The informed consent document stipulated that any clinical results of importance for the participant’s medical care would be provided to their physician. Most blood tests are clinically indicated and are reviewed as part of routine care. For the information collected on the questionnaires, in collaboration with the site principal investigators, we developed a list of “red flags” to identify participants who may be in serious distress. The “red flags” pertain to issues of mood, pain and quality of life, as those were considered important to medical care. On a monthly basis, answers to selected questions are extracted from the database and the participants’ physicians are alerted to the presence of worrisome self-reports.


This novel design, cohort multiple randomized controlled trials, uses the strength of a large, epidemiologically designed, observational study to provide a representative sample that can be characterized prospectively to answer questions about the evolution of outcomes of interest. In addition, sub-groups of the sample are identified for whom pilot testing of specific personalized interventions would provide pragmatic evidence for feasibility, effectiveness, and acceptability to patients. The study will also provide a powerful platform for validating novel measurement approaches and estimates of the burden and heterogeneity of cognitive deficits over time, and will support hypothesis-driven research on mechanisms.

The findings from this work will be rigorous and the extent of their generalizability can be estimated. We expect the results will apply to similar populations cared for in specialized HIV clinics in Canada and the developed world more generally, at least. We believe this whole person approach to brain health, emphasizing evolution over time, and testing non-pharmacological interventions, will yield both conceptual advances and practical, clinically-relevant information applicable in the day-to-day management of brain health in HIV. We anticipate making this rich dataset publically available at the completion of the study, following publication of the primary research findings.

This study is also an example of interdisciplinary and multi-site team science, enabled by funding from the Canadian Institutes of Health Research that was earmarked to promote the development of new teams to address emerging co-morbidities in HIV. We have included community partners as part of our team. They have been involved from the beginning, endorsing the relevance of addressing cognitive concerns. These individuals have also been invaluable for informing methods of data collection and championing the study in the community.
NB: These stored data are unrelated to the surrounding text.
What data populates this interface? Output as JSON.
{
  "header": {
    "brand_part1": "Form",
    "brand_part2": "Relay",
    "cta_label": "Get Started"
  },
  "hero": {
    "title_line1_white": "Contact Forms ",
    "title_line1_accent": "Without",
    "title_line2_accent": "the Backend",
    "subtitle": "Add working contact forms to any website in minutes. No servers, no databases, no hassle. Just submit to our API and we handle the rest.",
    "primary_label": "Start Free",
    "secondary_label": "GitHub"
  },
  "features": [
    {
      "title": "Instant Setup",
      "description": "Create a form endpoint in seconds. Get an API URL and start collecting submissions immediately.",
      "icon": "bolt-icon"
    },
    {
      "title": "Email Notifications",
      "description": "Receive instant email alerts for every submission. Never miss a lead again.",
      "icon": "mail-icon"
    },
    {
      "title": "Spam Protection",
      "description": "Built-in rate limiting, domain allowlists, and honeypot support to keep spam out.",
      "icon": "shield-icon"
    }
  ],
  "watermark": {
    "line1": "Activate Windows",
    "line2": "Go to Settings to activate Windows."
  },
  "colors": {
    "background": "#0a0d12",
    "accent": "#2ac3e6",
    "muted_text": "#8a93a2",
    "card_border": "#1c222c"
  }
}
Chronic HIV infection poses complex challenges that are likely exacerbated by aging and the accrual of co-morbidities, and likely affect brain health through multiple paths. This project takes a multi-pronged approach to measuring cognition and mental health concerns, understanding the basis of differences in cognitive ability, and assessing potential interventions. We apply a novel approach, the cohort multiple randomized controlled trials design. Since a pivotal paper on this method was published in 2009 [24], only a handful of studies have proposed this design [4448]. This will be the first study to use this design to test multiple interventions.